Platon’un “anamnesis” (unutulan bilgiyi hatırlama) kavramı, belleğin sadece geçmiş deneyimleri hatırlamakla kalmayıp, aynı zamanda ruhsal bir gerçeği keşfetme süreci olduğunu öne sürer. Bu bakış açısına göre, bellek, ruhsal bir var oluşla ilişkili derin bir bilgeliktir ve insanın kendi doğasını keşfetme yolculuğunda önemli bir role sahiptir. İnsan da yaşadığı coğrafyada, yaşamın ve bilincin, süreç içerisinde aktarımlar ve bu aktarım döngüsü içerisinde aidiyet ile içselleştirdiği belleği, sosyal, kültürü üreten ve aktaran bir canlı olduğu gerçeğini temellendirir.

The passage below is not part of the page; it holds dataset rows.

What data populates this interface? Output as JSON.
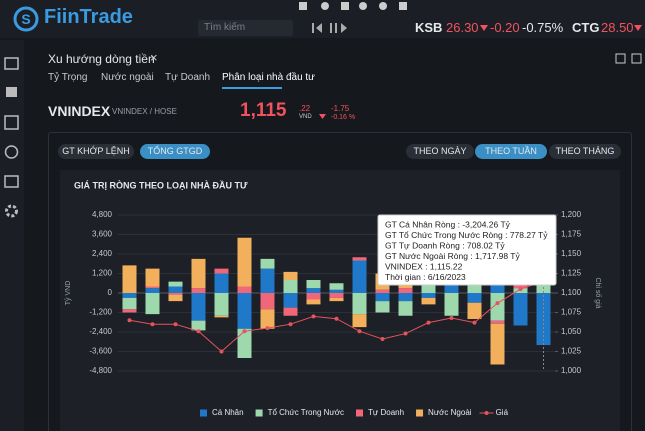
{
  "header": {
    "logo": "FiinTrade",
    "search_placeholder": "Tìm kiếm",
    "ticker": [
      {
        "symbol": "KSB",
        "price": "26.30",
        "change": "-0.20",
        "pct": "-0.75%"
      },
      {
        "symbol": "CTG",
        "price": "28.50"
      }
    ]
  },
  "panel": {
    "title": "Xu hướng dòng tiền",
    "tabs": [
      "Tỷ Trọng",
      "Nước ngoài",
      "Tự Doanh",
      "Phân loại nhà đầu tư"
    ],
    "index": {
      "name": "VNINDEX",
      "exchange": "VNINDEX / HOSE",
      "price": "1,115",
      "price_decimal": ".22",
      "currency": "VND",
      "change": "-1.75",
      "pct": "-0.16 %"
    },
    "value_buttons": [
      "GT KHỚP LỆNH",
      "TỔNG GTGD"
    ],
    "period_buttons": [
      "THEO NGÀY",
      "THEO TUẦN",
      "THEO THÁNG"
    ]
  },
  "chart_data": {
    "type": "bar",
    "title": "GIÁ TRỊ RÒNG THEO LOẠI NHÀ ĐẦU TƯ",
    "y_label": "Tỷ VND",
    "y2_label": "Chỉ số giá",
    "categories": [
      null,
      null,
      null,
      null,
      null,
      null,
      null,
      null,
      null,
      null,
      null,
      null,
      null,
      null,
      null,
      null,
      null,
      null,
      null
    ],
    "stacked": true,
    "series": [
      {
        "name": "Cá Nhân",
        "color": "#1f78c8",
        "values": [
          -300,
          300,
          400,
          -1700,
          1200,
          -2200,
          1500,
          -900,
          300,
          200,
          2000,
          -500,
          -500,
          -300,
          800,
          -600,
          1700,
          -2000,
          -3204.26
        ]
      },
      {
        "name": "Tổ Chức Trong Nước",
        "color": "#9ed9ad",
        "values": [
          -700,
          -1300,
          300,
          -600,
          -1400,
          -1800,
          600,
          800,
          500,
          400,
          -1300,
          -700,
          -900,
          600,
          -1400,
          1200,
          -1700,
          300,
          778.27
        ]
      },
      {
        "name": "Tự Doanh",
        "color": "#f0677a",
        "values": [
          -200,
          100,
          -100,
          300,
          300,
          400,
          -1000,
          -500,
          -400,
          -300,
          200,
          200,
          300,
          200,
          300,
          400,
          -200,
          200,
          708.02
        ]
      },
      {
        "name": "Nước Ngoài",
        "color": "#f3b05c",
        "values": [
          1700,
          1100,
          -400,
          1800,
          -100,
          3000,
          -1200,
          500,
          -300,
          -200,
          -800,
          1000,
          1200,
          -400,
          300,
          -1000,
          -2500,
          1500,
          1717.98
        ]
      },
      {
        "name": "Giá",
        "color": "#e8525c",
        "type": "line",
        "axis": "y2",
        "values": [
          1065,
          1060,
          1060,
          1051,
          1025,
          1051,
          1055,
          1060,
          1070,
          1067,
          1051,
          1041,
          1048,
          1062,
          1068,
          1062,
          1087,
          1105,
          1115.22
        ]
      }
    ],
    "ylim": [
      -4800,
      4800
    ],
    "yticks": [
      {
        "value": 4800,
        "label": "4,800"
      },
      {
        "value": 3600,
        "label": "3,600"
      },
      {
        "value": 2400,
        "label": "2,400"
      },
      {
        "value": 1200,
        "label": "1,200"
      },
      0,
      {
        "value": -1200,
        "label": "-1,200"
      },
      {
        "value": -2400,
        "label": "-2,400"
      },
      {
        "value": -3600,
        "label": "-3,600"
      },
      {
        "value": -4800,
        "label": "-4,800"
      }
    ],
    "y2lim": [
      1000,
      1200
    ],
    "y2ticks": [
      {
        "value": 1200,
        "label": "1,200"
      },
      {
        "value": 1175,
        "label": "1,175"
      },
      {
        "value": 1150,
        "label": "1,150"
      },
      {
        "value": 1125,
        "label": "1,125"
      },
      {
        "value": 1100,
        "label": "1,100"
      },
      {
        "value": 1075,
        "label": "1,075"
      },
      {
        "value": 1050,
        "label": "1,050"
      },
      {
        "value": 1025,
        "label": "1,025"
      },
      {
        "value": 1000,
        "label": "1,000"
      }
    ],
    "grid": true,
    "legend": "bottom",
    "tooltip": [
      "GT Cá Nhân Ròng : -3,204.26 Tỷ",
      "GT Tổ Chức Trong Nước Ròng : 778.27 Tỷ",
      "GT Tự Doanh Ròng : 708.02 Tỷ",
      "GT Nước Ngoài Ròng : 1,717.98 Tỷ",
      "VNINDEX : 1,115.22",
      "Thời gian : 6/16/2023"
    ]
  }
}
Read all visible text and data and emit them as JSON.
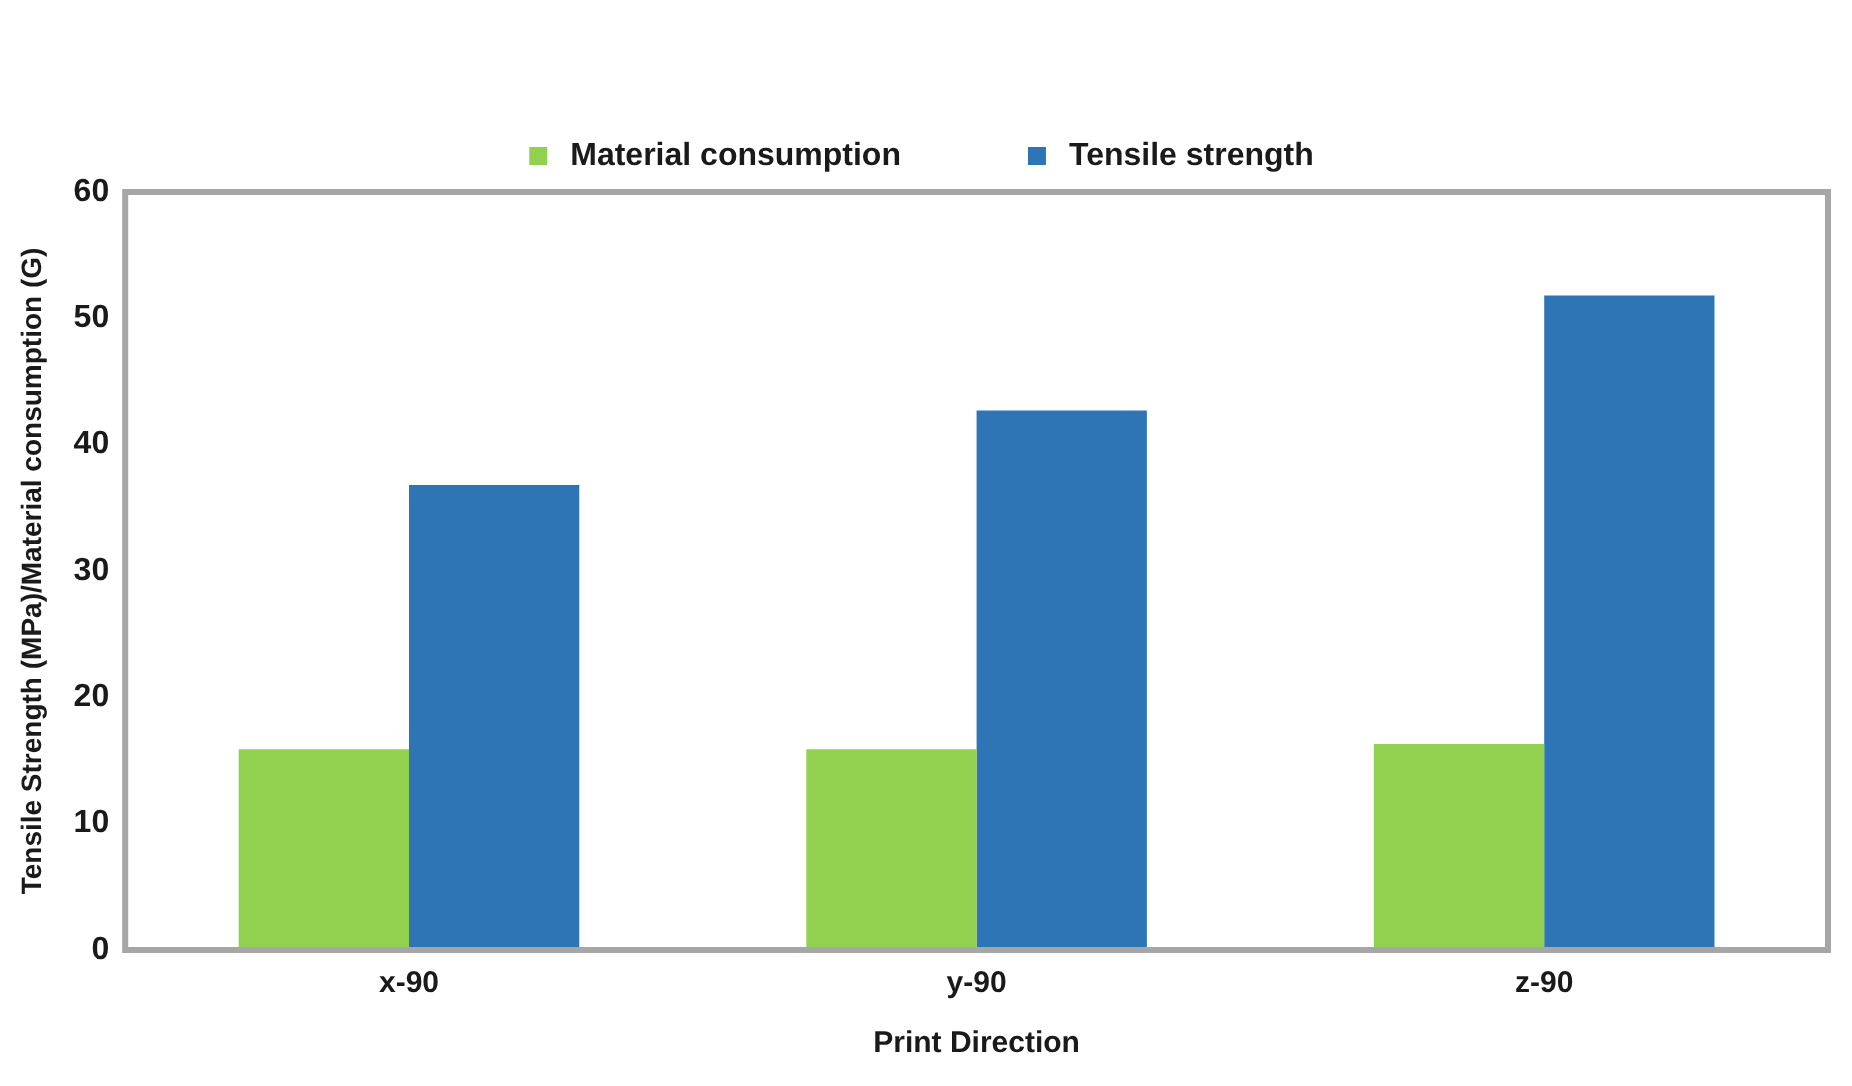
{
  "chart_data": {
    "type": "bar",
    "xlabel": "Print Direction",
    "ylabel": "Tensile Strength (MPa)/Material consumption (G)",
    "categories": [
      "x-90",
      "y-90",
      "z-90"
    ],
    "series": [
      {
        "name": "Material consumption",
        "color": "#92d050",
        "values": [
          15.9,
          15.9,
          16.3
        ]
      },
      {
        "name": "Tensile strength",
        "color": "#2e75b6",
        "values": [
          36.8,
          42.7,
          51.8
        ]
      }
    ],
    "ylim": [
      0,
      60
    ],
    "yticks": [
      0,
      10,
      20,
      30,
      40,
      50,
      60
    ],
    "grid": false,
    "legend": "top",
    "marker": "square"
  }
}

Sanatçı ise; bu bilinç içerisinde var olduğu bilinç coğrafyası ve yaşamının içerisinde içkinleştirdiği yaşam ve kültür envanterini kendi dimağının süzgecinden geçirerek bir sanat eserine dönüştürme yetisine sahip bir bireydir. Tam da bu bağlamda sanatçı İbrahim Ayhan yaşadığı coğrafyanın ve kendini ait hissettiği kültür bilincinin içerisinde, bilincinde içkin bir şekilde harmanladığı DEQ kültürel envanterini, kimi zaman iki boyutlu kimi zaman üç boyutlu olarak tekstil bir malzemeyi kendine yüzey addederek nakış tekniğiyle işler.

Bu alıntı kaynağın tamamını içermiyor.